Mit starker Eindringlichkeit fuhr Bochow fort:
»Von dir erfahren sie nichts mehr, du bist tot. Aber du kennst doch ihre Methoden. Wer sagt, ob sie das Kind nicht nach Weimar schleppen. Dort wird es irgendeiner instruierten Nazitante auf den Schoß gesetzt: du kommst aus dem Lager Buchenwald, du armes Wurm. Wie heißt denn der gute Onkel, der dich vor der bösen SS versteckt hat?«
Krämer horchte auf. »Und die gute Tante fragt so lange auf das Kind ein, auf Deutsch, auf Russisch, auf Polnisch, je nachdem, was das Kind versteht, bis es … Und dann, Walter, ist niemand mehr da, der Höfel mit seinem breiten Buckel abdeckt …« Bochow hatte genug gesagt.

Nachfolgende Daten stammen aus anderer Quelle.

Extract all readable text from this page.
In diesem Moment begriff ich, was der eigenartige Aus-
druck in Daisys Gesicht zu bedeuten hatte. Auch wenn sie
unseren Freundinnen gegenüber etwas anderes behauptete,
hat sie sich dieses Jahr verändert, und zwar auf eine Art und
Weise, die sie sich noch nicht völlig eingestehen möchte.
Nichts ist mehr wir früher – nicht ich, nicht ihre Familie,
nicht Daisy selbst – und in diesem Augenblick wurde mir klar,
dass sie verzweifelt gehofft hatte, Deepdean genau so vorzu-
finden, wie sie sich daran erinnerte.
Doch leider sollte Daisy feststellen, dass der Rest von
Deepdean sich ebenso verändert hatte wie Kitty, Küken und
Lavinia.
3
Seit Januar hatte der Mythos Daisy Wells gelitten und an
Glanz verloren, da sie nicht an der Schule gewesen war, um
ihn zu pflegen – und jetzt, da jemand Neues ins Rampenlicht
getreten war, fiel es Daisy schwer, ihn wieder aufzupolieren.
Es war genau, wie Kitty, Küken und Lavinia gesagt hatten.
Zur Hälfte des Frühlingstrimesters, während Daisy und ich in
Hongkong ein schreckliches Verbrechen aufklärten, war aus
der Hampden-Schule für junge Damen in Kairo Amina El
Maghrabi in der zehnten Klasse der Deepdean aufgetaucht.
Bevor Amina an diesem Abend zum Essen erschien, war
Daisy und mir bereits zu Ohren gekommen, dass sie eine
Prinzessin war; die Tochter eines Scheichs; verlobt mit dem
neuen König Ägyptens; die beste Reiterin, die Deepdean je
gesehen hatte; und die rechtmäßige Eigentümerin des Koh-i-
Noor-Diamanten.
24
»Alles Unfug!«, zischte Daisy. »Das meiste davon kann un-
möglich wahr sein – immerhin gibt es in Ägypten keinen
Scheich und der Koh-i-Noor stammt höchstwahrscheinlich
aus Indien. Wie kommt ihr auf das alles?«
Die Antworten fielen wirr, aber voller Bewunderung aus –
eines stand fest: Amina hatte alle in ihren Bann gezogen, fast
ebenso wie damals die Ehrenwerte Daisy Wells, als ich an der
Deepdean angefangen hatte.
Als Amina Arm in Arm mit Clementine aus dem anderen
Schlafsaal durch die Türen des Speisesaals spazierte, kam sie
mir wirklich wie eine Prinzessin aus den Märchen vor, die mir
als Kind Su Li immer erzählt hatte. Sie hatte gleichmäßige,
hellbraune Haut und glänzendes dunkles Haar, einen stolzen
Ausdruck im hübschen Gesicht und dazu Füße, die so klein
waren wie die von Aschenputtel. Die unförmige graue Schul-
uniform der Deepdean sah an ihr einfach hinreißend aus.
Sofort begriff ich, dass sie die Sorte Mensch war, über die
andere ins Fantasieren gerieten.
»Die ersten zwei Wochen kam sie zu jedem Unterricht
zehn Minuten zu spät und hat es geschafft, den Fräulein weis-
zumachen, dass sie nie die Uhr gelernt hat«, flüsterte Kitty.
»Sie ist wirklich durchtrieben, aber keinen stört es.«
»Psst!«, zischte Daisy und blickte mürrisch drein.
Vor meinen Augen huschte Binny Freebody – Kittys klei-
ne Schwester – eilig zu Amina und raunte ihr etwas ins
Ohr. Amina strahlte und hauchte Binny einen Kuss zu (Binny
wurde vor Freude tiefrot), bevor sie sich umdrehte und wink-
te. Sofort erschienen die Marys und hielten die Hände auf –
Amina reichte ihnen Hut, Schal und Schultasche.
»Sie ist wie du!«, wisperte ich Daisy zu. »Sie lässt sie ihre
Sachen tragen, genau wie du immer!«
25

Er schob die Hände in die Taschen, und die beiden Männer schwiegen, bis endlich Krämer nach schwerem Entschluss sagte: »Ich … gehe nachher zu Höfel …«
Er hatte sich durchgerungen. Bochow schenkte dem Freund ein warmes Lächeln.
»Es ist ja nicht gesagt, dass das Kind {in Bergen-Belsen} … Ich meine, hat es der Pole bis hierher gebracht, dann wird er es auch noch weiter bringen. {Glück und Zufall, Walter.} Sosehr wir den Zufall {hier} fürchten, so sehr wollen wir ihn {dort} erhoffen. Mehr können wir nicht tun.«
Krämer nickte stumm. Für Bochow bedeutete es den Abschluss dieser Sache.

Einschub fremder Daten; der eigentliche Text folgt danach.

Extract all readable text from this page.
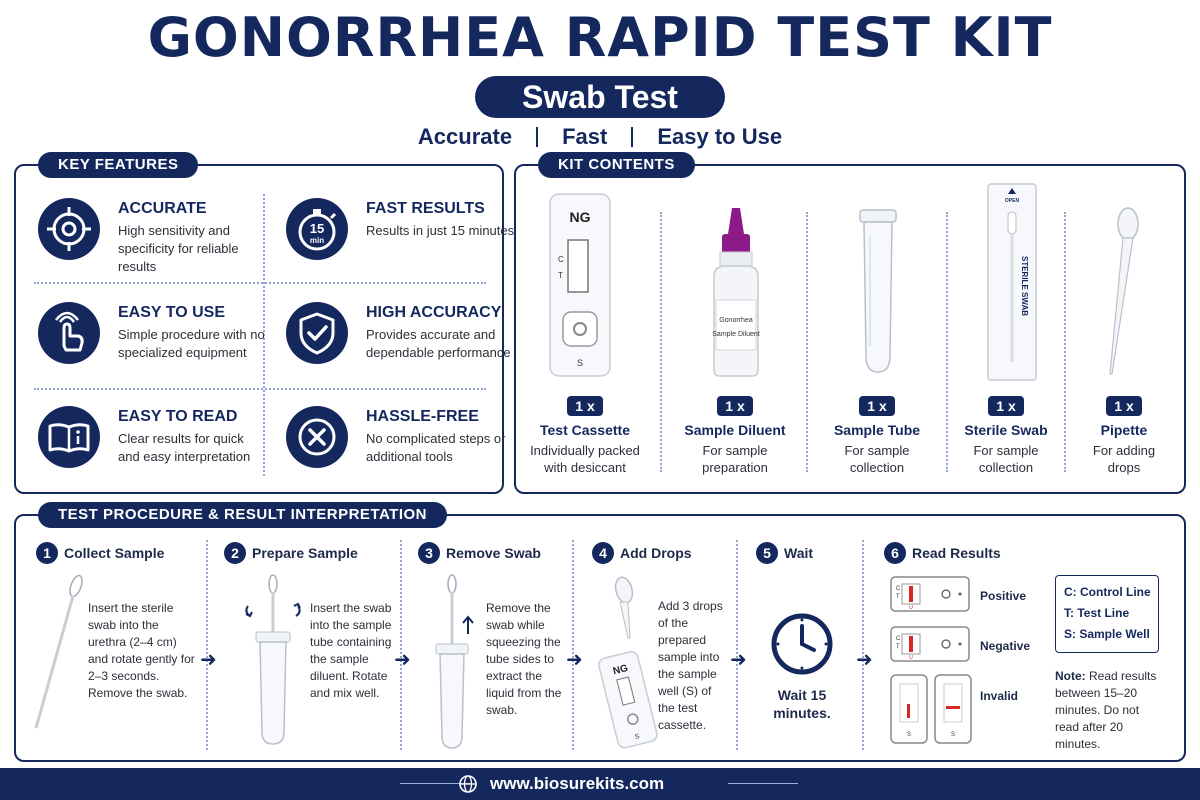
GONORRHEA RAPID TEST KIT
Swab Test
Accurate Fast Easy to Use
KEY FEATURES
ACCURATE
High sensitivity and specificity for reliable results
15
min
FAST RESULTS
Results in just 15 minutes
EASY TO USE
Simple procedure with no specialized equipment
HIGH ACCURACY
Provides accurate and dependable performance
EASY TO READ
Clear results for quick and easy interpretation
HASSLE-FREE
No complicated steps or additional tools
KIT CONTENTS
NG
C
T
S
Gonorrhea
Sample Diluent
OPEN
STERILE SWAB
1 x
Test Cassette
Individually packed with desiccant
1 x
Sample Diluent
For sample preparation
1 x
Sample Tube
For sample collection
1 x
Sterile Swab
For sample collection
1 x
Pipette
For adding drops
TEST PROCEDURE & RESULT INTERPRETATION
1 Collect Sample
Insert the sterile swab into the urethra (2–4 cm) and rotate gently for 2–3 seconds. Remove the swab.
➜
2 Prepare Sample
Insert the swab into the sample tube containing the sample diluent. Rotate and mix well.
➜
3 Remove Swab
Remove the swab while squeezing the tube sides to extract the liquid from the swab.
➜
4 Add Drops
NG
S
Add 3 drops of the prepared sample into the sample well (S) of the test cassette.
➜
5 Wait
Wait 15 minutes.
➜
6 Read Results
C
T
U
Positive
C
T
U
Negative
S	S
Invalid
C: Control Line
T: Test Line
S: Sample Well
Note: Read results between 15–20 minutes. Do not read after 20 minutes.
www.biosurekits.com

»Der Sanitrupp«, sagte er, zu dem anderen Problem übergehend, »hier müssen wir sehr schnell schalten.« Sein erster Gedanke war gewesen, den Trupp als Nachrichtentruppe einzubauen. Die Gelegenheit war zu verlockend. Doch dann waren ihm Zweifel gekommen. Kluttig suchte. Bochow rieb sich den borstigen Schädel.